With the American Administration the way it is, that pain is only getting worse, because the bulk of the world does not like that this American administration can get access to any data server that is founded on American soil, even if these data centers are in Denmark (or France, or the EU), these people want out as fast as they can. And that is happening right now. I don’t think that all EU nations will leave, still the idea that Satya Nadella lost roughly 450,402,641 users will have to hurt his ego a tiny bit. And I reckon that the stock price of 370.87 will equally take a hit, as such the valuation of 2.75 trillion (aka 2,751 billion, or 2,751,000 million) will decrease. I have no idea how much it will decrease, but as I see it, the gaming section was hit harder then they expected and now we see other venues take the proverbial dive. That is before people realize that the 27% stake in OpenAI is also seeing some ‘hindrance’ and as they quite recently invested $13 billion in that field. All whilst OpenAI also had a deal with AWS for $50 billion, rumors are there that the Microsoft legal divisions are ready to get their shares back, but I have no idea how deep this is and how far along this is. But when we see this on top of the setting with Fractal Vision (aka DeepSeek with AI for a fraction of the cost OpenAI is heralding), it seems that when the dust settles, the chance of Microsoft seeing 2 trillion vanish like snow in a volcano is not entirely unrealistic. 

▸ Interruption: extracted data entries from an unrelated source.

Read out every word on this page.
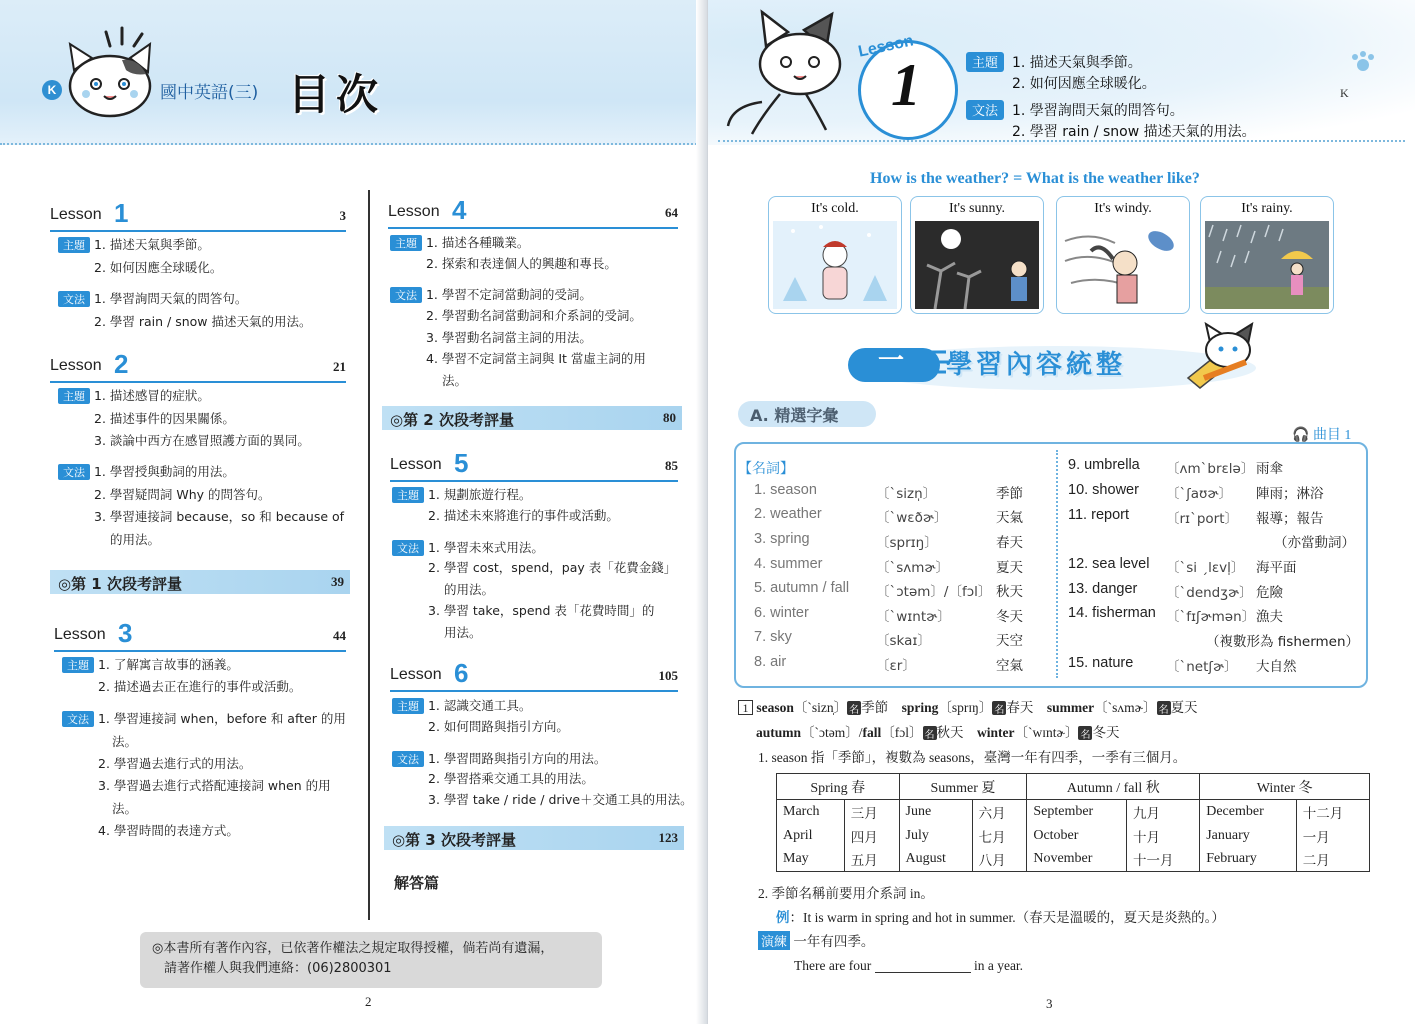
K	國中英語(三) 目次
Lesson 1	3
主題 1. 描述天氣與季節。
2. 如何因應全球暖化。
文法 1. 學習詢問天氣的問答句。
2. 學習 rain / snow 描述天氣的用法。
Lesson 2	21
主題 1. 描述感冒的症狀。
2. 描述事件的因果關係。
3. 談論中西方在感冒照護方面的異同。
文法 1. 學習授與動詞的用法。
2. 學習疑問詞 Why 的問答句。
3. 學習連接詞 because，so 和 because of
的用法。
◎第 1 次段考評量	39
Lesson 3	44
主題 1. 了解寓言故事的涵義。
2. 描述過去正在進行的事件或活動。
文法 1. 學習連接詞 when，before 和 after 的用
法。
2. 學習過去進行式的用法。
3. 學習過去進行式搭配連接詞 when 的用
法。
4. 學習時間的表達方式。
Lesson 4	64
主題 1. 描述各種職業。
2. 探索和表達個人的興趣和專長。
文法 1. 學習不定詞當動詞的受詞。
2. 學習動名詞當動詞和介系詞的受詞。
3. 學習動名詞當主詞的用法。
4. 學習不定詞當主詞與 It 當虛主詞的用
法。
◎第 2 次段考評量	80
Lesson 5	85
主題 1. 規劃旅遊行程。
2. 描述未來將進行的事件或活動。
文法 1. 學習未來式用法。
2. 學習 cost，spend，pay 表「花費金錢」
的用法。
3. 學習 take，spend 表「花費時間」的
用法。
Lesson 6	105
主題 1. 認識交通工具。
2. 如何問路與指引方向。
文法 1. 學習問路與指引方向的用法。
2. 學習搭乘交通工具的用法。
3. 學習 take / ride / drive＋交通工具的用法。
◎第 3 次段考評量	123
解答篇
◎本書所有著作內容，已依著作權法之規定取得授權，倘若尚有遺漏，
請著作權人與我們連絡：(06)2800301
2
1
Lesson
主題	1. 描述天氣與季節。
2. 如何因應全球暖化。
文法	1. 學習詢問天氣的問答句。
2. 學習 rain / snow 描述天氣的用法。
K
How is the weather? = What is the weather like?
It's cold.	It's sunny.	It's windy.	It's rainy.
一 學習內容統整
A. 精選字彙
🎧 曲目 1
【名詞】
1. season	〔ˋsizn̩〕	季節
2. weather	〔ˋwɛðɚ〕	天氣
3. spring	〔sprɪŋ〕	春天
4. summer	〔ˋsʌmɚ〕	夏天
5. autumn / fall 〔ˋɔtəm〕/〔fɔl〕 秋天
6. winter	〔ˋwɪntɚ〕	冬天
7. sky	〔skaɪ〕	天空
8. air	〔ɛr〕	空氣
9. umbrella 〔ʌmˋbrɛlə〕 雨傘
10. shower 〔ˋʃaʊɚ〕 陣雨；淋浴
11. report	〔rɪˋport〕 報導；報告
（亦當動詞）
12. sea level 〔ˋsi ˏlɛvl̩〕 海平面
13. danger 〔ˋdendʒɚ〕 危險
14. fisherman 〔ˋfɪʃɚmən〕 漁夫
（複數形為 fishermen）
15. nature 〔ˋnetʃɚ〕 大自然
1 season〔ˋsizn̩〕 名 季節 spring〔sprɪŋ〕 名 春天 summer〔ˋsʌmɚ〕 名 夏天
autumn〔ˋɔtəm〕/fall〔fɔl〕 名 秋天 winter〔ˋwɪntɚ〕 名 冬天
1. season 指「季節」，複數為 seasons，臺灣一年有四季，一季有三個月。
Spring 春		Summer 夏		Autumn / fall 秋		Winter 冬	
March	三月	June	六月	September	九月	December	十二月
April	四月	July	七月	October	十月	January	一月
May	五月	August	八月	November	十一月	February	二月
2. 季節名稱前要用介系詞 in。
例：It is warm in spring and hot in summer.（春天是溫暖的，夏天是炎熱的。）
演練 一年有四季。
There are four	in a year.
3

How deep this losses go is unknown to me, but you could optionally ask Jamie Dimon (phone: +1 212-270-6265) at JPMorgan Chase & Co. He would know better than me. Still, France is a new cog in this delayed revenue fading machine. And it has the option of dragging several nations with them and from there the losses merely increase. The old expression goes ‘It never rains when it pours’ and I reckon that Satya Nadella has never seen a version of Compound Troubles seen explode on his table and here I was thinking that Microsoft CT was about community training. Ah well, you learn something new every day.

Well, I have to stop now, because I am giggling slightly too intense to enjoy coffee at present. So you all have a great day and consider downloading LibreOffice, it is 245 MB, free and installs easily. Time for me to consider another setting in gaming later today.